See the link in the post.
This means you are trying to Procustes the human squishiness into legibility, with consistent values. You should, instead, be trying to make pragmatic AIs that would frame the world for the humans, in the ways that the humans would approve*, taking into account their objectively stupid incoherence. Because that would be Friendly and parsed as such by the humans.
*=this doesn’t mean that such human preferences as those that violate meta-universalizability from behind the veil of ignorance should not be factored out of the calculation of what is ethically relevant; but it means that the states of the world that violate those preferences should still be hidden from the humans who have those preferences. This obviously results in humans being allowed to more accurately see the states of the world, the more their preferences are tolerant of other people’s preferences; there is absolutely nothing that could possibly ever go wrong from this, considering that the AIs, being Friendly, would simply prevent them from sociopathically exploiting that information asymmetry since that would violate the ethical principle.
>pragmatic AIs that would frame the world for the humans, in the ways that the humans would approve
The choice of how to do that is equivalent with choosing among the human values. That’s not to say that there are not better or worse ways of doing things, but as soon as human behaviour become legible to an AI, we have to be very specific about any squishiness we want to preserve, and encode those in AI values.
I agree with most of this post, and in fact my recent posts (at my blog, not here) imply something similar. But I think there is a mistaken idea in this particular statement: “We want a safe way to resolve the under-determination in human values, a task that gets more and more difficult as we move away from the usual world of today and into the hypothetical world that a superpowered AI could build.”

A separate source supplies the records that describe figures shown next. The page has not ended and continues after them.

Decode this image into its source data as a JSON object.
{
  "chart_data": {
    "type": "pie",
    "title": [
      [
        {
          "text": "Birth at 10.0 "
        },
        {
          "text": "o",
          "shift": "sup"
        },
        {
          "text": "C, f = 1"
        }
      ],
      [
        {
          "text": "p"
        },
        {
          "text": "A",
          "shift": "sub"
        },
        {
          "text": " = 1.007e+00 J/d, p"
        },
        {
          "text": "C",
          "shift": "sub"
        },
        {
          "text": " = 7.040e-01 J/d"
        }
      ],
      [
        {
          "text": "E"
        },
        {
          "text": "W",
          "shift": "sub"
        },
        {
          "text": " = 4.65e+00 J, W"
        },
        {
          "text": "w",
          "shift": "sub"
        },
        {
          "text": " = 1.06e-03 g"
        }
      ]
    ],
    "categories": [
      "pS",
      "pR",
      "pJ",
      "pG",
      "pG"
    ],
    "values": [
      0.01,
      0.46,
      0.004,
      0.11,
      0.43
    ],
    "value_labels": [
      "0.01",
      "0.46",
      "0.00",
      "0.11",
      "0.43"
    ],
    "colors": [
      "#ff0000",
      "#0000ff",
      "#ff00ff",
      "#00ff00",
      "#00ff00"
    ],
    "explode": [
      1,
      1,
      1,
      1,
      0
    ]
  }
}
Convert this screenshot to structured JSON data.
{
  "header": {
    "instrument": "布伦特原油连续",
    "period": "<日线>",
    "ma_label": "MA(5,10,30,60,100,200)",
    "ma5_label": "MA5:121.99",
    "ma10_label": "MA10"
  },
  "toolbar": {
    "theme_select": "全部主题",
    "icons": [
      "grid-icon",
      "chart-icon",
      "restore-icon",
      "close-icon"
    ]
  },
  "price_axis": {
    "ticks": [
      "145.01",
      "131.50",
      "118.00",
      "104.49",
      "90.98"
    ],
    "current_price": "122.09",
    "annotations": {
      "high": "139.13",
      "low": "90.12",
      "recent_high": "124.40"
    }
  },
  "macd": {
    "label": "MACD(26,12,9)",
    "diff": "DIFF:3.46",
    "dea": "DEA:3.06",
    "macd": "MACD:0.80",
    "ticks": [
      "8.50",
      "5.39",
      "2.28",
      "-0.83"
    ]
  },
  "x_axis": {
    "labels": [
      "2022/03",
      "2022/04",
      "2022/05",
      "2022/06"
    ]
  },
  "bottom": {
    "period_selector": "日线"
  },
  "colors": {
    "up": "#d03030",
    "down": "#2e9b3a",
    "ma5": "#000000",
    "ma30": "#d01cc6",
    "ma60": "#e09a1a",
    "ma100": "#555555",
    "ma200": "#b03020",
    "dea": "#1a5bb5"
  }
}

It looks like you are saying that we need a way to make sure that the future, however distant, will always be somewhat acceptable to current humans. But this is impossible in principle, given the fact that things are tending towards the heat death of the universe. What we actually should want is that the universe should move at any particular time towards things that the beings in existence value at that time. Obviously creatures in the future will have different values, and given a long enough time period, a future will therefore come into existence that we as we are would have no particular interest in. But we also should no particular interest in preventing it from coming into being; that interest comes from a positively unreasonable extrapolation of your current interests.